Cop who doesn’t play by the rules. African-American fe male chief. New partners who are opposites and can’t possibly get along. Cops who could moonlight as supermodels.

If you think “The Chicago Code,” Fox’s new police drama debuting tonight, is the same old/same old, think again. For one thing, the female police chief is only half African-American. Now that’s unique and new — right?

But that’s about as far as this new show goes to be original and different from almost every formula cop show on TV now, then and even before then.

That doesn’t mean that it’s not good — it just means it’s not original in any way.

Shawn Ryan, the guy who brings you “Chicago Code” and was also behind the very good “The Brotherhood,” wrote in a truly condescending letter addressed to “Critics, Bloggers, Tweeters, Tastemakers and others who work in their pajamas” (what?) that in “Chicago Code” he’s telling “a distinctly Midwestern story.”

I don’t know how distinctly Midwestern it is, but the cop characters are ones we’ve seen before — in New York, Las Vegas, DC, LA and Miami, to name a few.

Jason Clarke, the fantastically charismatic actor who was also in “Brotherhood,” plays the rogue cop, Jarek Wysocki. Without him the show would dissolve faster than April snow in Chicago. He’s so good he almost gets away with cheesy dialogue like, “I’m just a lowly homicide detective.

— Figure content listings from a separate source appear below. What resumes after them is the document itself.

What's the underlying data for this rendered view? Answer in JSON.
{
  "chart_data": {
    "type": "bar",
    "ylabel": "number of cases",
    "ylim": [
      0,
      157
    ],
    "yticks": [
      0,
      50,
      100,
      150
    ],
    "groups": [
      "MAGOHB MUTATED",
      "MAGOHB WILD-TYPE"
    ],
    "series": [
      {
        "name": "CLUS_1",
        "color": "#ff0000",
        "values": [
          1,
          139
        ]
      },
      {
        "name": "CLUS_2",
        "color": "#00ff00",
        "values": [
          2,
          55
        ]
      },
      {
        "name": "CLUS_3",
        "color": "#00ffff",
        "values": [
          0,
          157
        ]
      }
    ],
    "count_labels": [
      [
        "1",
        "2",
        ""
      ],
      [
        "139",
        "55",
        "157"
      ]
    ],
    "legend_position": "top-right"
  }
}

I can’t fix the city’s plumbing and neither can you!”

How well he acts is evident when his boss, the new chief, Teresa Colvin, played by Jennifer Beals — whom I love, but not here — answers, “One toilet at a time, detective . . . one toilet at a time.” Painful.

Beals is not just miscast here, but her character is poorly formed compared to that of Clarke’s character. She’s supposed to be tough but she caves every time Wysocki or even her secretary tells her she’s wrong. She also cries and needs a hug now and then while fighting political corruption. Wrong.

On tonight’s premiere, Wysocki meets and rejects new partner Caleb (Matt Lauria), and he and Colvin try to solve a suspicious murder that is linked to the most powerful and corrupt man in town, Alderman Ronin Gibbons (Delroy Lindo). Lindo is so good — and his character is such a familiar figure in New York politics, at least — you will want crooked Gibbons to have his own breakout show.

The locales are great, the plots are interesting and the acting for the most part is good — although they should have cast actors who don’t look like lingerie models.

Gritty dramas deserve actors who look real. Think “The Fighter.” Now that’s casting.